To help clarify things, let’s use your question as an example and walk through the underlying principles and configuration logic step by step.
Also, feel free to refer to the response shared by the other user in your screenshot—their explanation is correct and can serve as a helpful reference.
WHEN-IF-THEN (Automation 2.0)
IF-THEN (Automation 1.0)
How WHEN-IF-THEN Works and How to Configure It
Before we begin, please temporarily set aside the configuration approach used in Automation 1.0. Let’s first understand the nature of automation conditions.
Automation conditions can be classified by their temporal property into “transient” (an event that happens at a specific moment) and “stateful” (a condition that continuously holds).
Temperature is a good example:
- “Rises to 16°C” is a transient condition.
- “Above 16°C” is a stateful condition.
There are also some conditions with dual attributes. For example, “Someone is present” can mean both a momentary change (“no one → someone”) or a continuous state (“someone remains in the space”).
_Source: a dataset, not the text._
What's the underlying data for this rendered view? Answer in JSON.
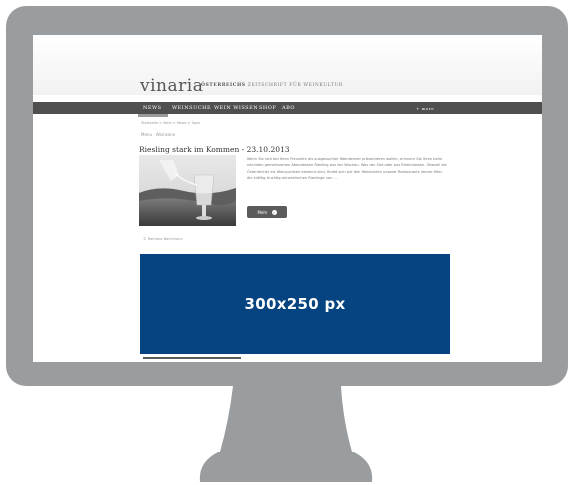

In Automation 2.0, WHEN is the starting point that triggers the entire automation evaluation. Only when the conditions in WHEN are met will the system proceed to evaluate and execute the subsequent logic. Therefore, WHEN must contain a transient condition. After WHEN is triggered, the system then checks whether the stateful conditions in IF are satisfied. This completes one full automation execution.
Let’s revisit the example: we want to turn on a climate-control device when Sensor 1 is above 16°C and Sensor 2 is above 16.5°C. In Automation 2.0, the configuration logic is:
Step 1:
Use a transient condition as the trigger under WHEN.
For example, “Sensor 1 rises to 16°C” or “Sensor 2 rises to 16.5°C.”
When either transient occurs, the system proceeds to evaluate IF (and will execute immediately if IF is empty).
Step 2:
Use stateful conditions under IF:
“Sensor 1 is above 16°C” and “Sensor 2 is above 16.5°C.”
As you can see, if two conditions must be satisfied simultaneously, they are configured inside IF.
Step 3:
Configure the execution actions.
This completes the full “Trigger → Evaluate → Execute” automation chain.
How IF-THEN (Automation 1.0) Works
Once you understand Automation 2.0, Automation 1.0 becomes easy to interpret.
In fact, behind the scenes, Automation 1.0 also follows the same WHEN-IF-THEN model.
The difference is that WHEN and IF are bundled together and simplified into a single IF during configuration.
During execution, the system internally expands IF back into the step 1 and step 2 logic described above.
Why Upgrade from IF-THEN to WHEN-IF-THEN
In Automation 1.0, because WHEN and IF are merged into one IF block, many constraints that depend specifically on transient conditions cannot be expressed.
The example from your screenshot is one such case:
- You may need to check whether Sensor 1 rises to 16°C and then within 1 second Sensor 2 rises to 16.5°C, or
- You may want to evaluate “Sensor 1 rises to 16°C” only during 08:00–10:00.
These scenarios require exposing WHEN as an independent configuration item.
That is why the system evolved from IF-THEN to WHEN-IF-THEN.